The fact is, there were two whom I really loved...and so coming to terms with a) that they don't want to be part of my life or b) that they will eventually want to return and I will be OK with that after everything, is a tension that is difficult to deal with. It's almost codependent...which I'm trying to overcome.

You said "it's more complex than them never being friends OR being friends who are still welcome to re-enter my life". That is the truth. There are infinite shades of gray to that.

I just know I have to let go, and letting go is a process. Two steps forward, one back. Repeat.

Unknown said...

Lose of freindship is always painful. I wrote a poem about my own feelings of loss entitled, "A Wooded Glen"

Be encouraged...

Unknown said...
This comment has been removed by a blog administrator.
Barb said...

Glen, thanks. Hearing each other’s stories is good. You need to watch those voices. Especially all together! Made me laugh.

Erin, I have also had the same feeling. The lack of closure is the hardest part.

Makeesha, Truthfully, there are days I feel like what I wrote and then days that I don’t. The reason I wrote the above though is that those days are beginning to be more that way than not. It may be because I was part of the leadership too that I feel differently about those who were my friends. I can imagine though that they have no desire to relate to me. It does not make you a shitty friend.

I think also that being in what approached cult like activity in so many ways makes me understand what they are up against. It is easier when you have something to blame for the actions and for me, I blame the system – not the people in the system. Maybe that is naïve though.

I just know that I want to pour out the same grace to others that I want meted out to me. I am in need of it so much. I was so wrong.

If I had just been hurt by the system and not been part of the system, I think it would have been harder to get over…if that makes any sense. I realize I owe much therefore I am willing to give a whole lot here.

Erin, I think if people came to you to repent you would be the first with a big heart. Actually a website that explores this in a really interesting way is http://narcissists-suck.blogspot.com/2008/02/testing-for-repentance.html. This lady deals with how to test to see if someone truly is repentant and has a wonderful story from scripture to show how Joseph did not just forgive and forget. It gave me freedom to see how I might handle some people returning and talking to me. See what you think.

J.r. Beautiful poem. Thanks so much. Everyone else, please follow the link.

Anonymous said...

yeah, *sigh*, it's all just process I guess.

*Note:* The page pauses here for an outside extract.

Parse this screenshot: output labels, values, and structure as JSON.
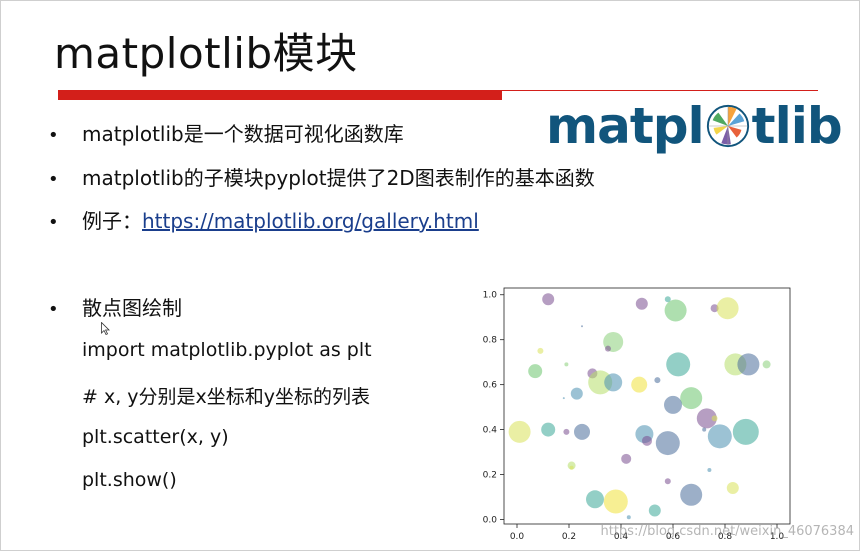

I just keep feeling guilty for not trying to stay connected to some of the people from my old church (that booted us ftr) - the people who weren't part of the crap that happened - but I feel that I'm moving on and just don't care about them anymore. ugh.

Unknown said...

Makeesha,

It is a journey... long and painful. God made relationships to last forever, and any time they are cut short of eternity... there is pain.

But there is also hope on the other side of pain.

Going through my own journey over the past 3 years, I found this Psalm to be of most help, I titled it, "I Shall Not Diminish."

Barb, I hope you don't mind my posting the outside links, but I do hope they can be an encouragement for everyone :-)

Ronni Hall said...

Wow. Thank you for that. I sit here 6 months after leaving my CLB... having finally gotten to a point where I can run into my former leadership and bless them instead of wanting to spew the results of my pain... And today, I find that those same leaders are still spewing venom. Even after I apologized for my part. Even after all this time and supposed healing. I'm seeing that it's just not going to happen. I'm wondering if I need to cut ties with everyone else, even though, I love them dearly. I'm seeing the ties begin to run in with my current leadership and I am fearful it will perpetuate.

I had some great friends. I really did. I'm just learning to walk alone now.

Anonymous said...

i'll always be your friend!

Sue said...

Barb, this must feel very vulnerablefying but WOW - what a wonderful place for you to have come to

Erin said...

Leave it to Sue to invent a new word for it.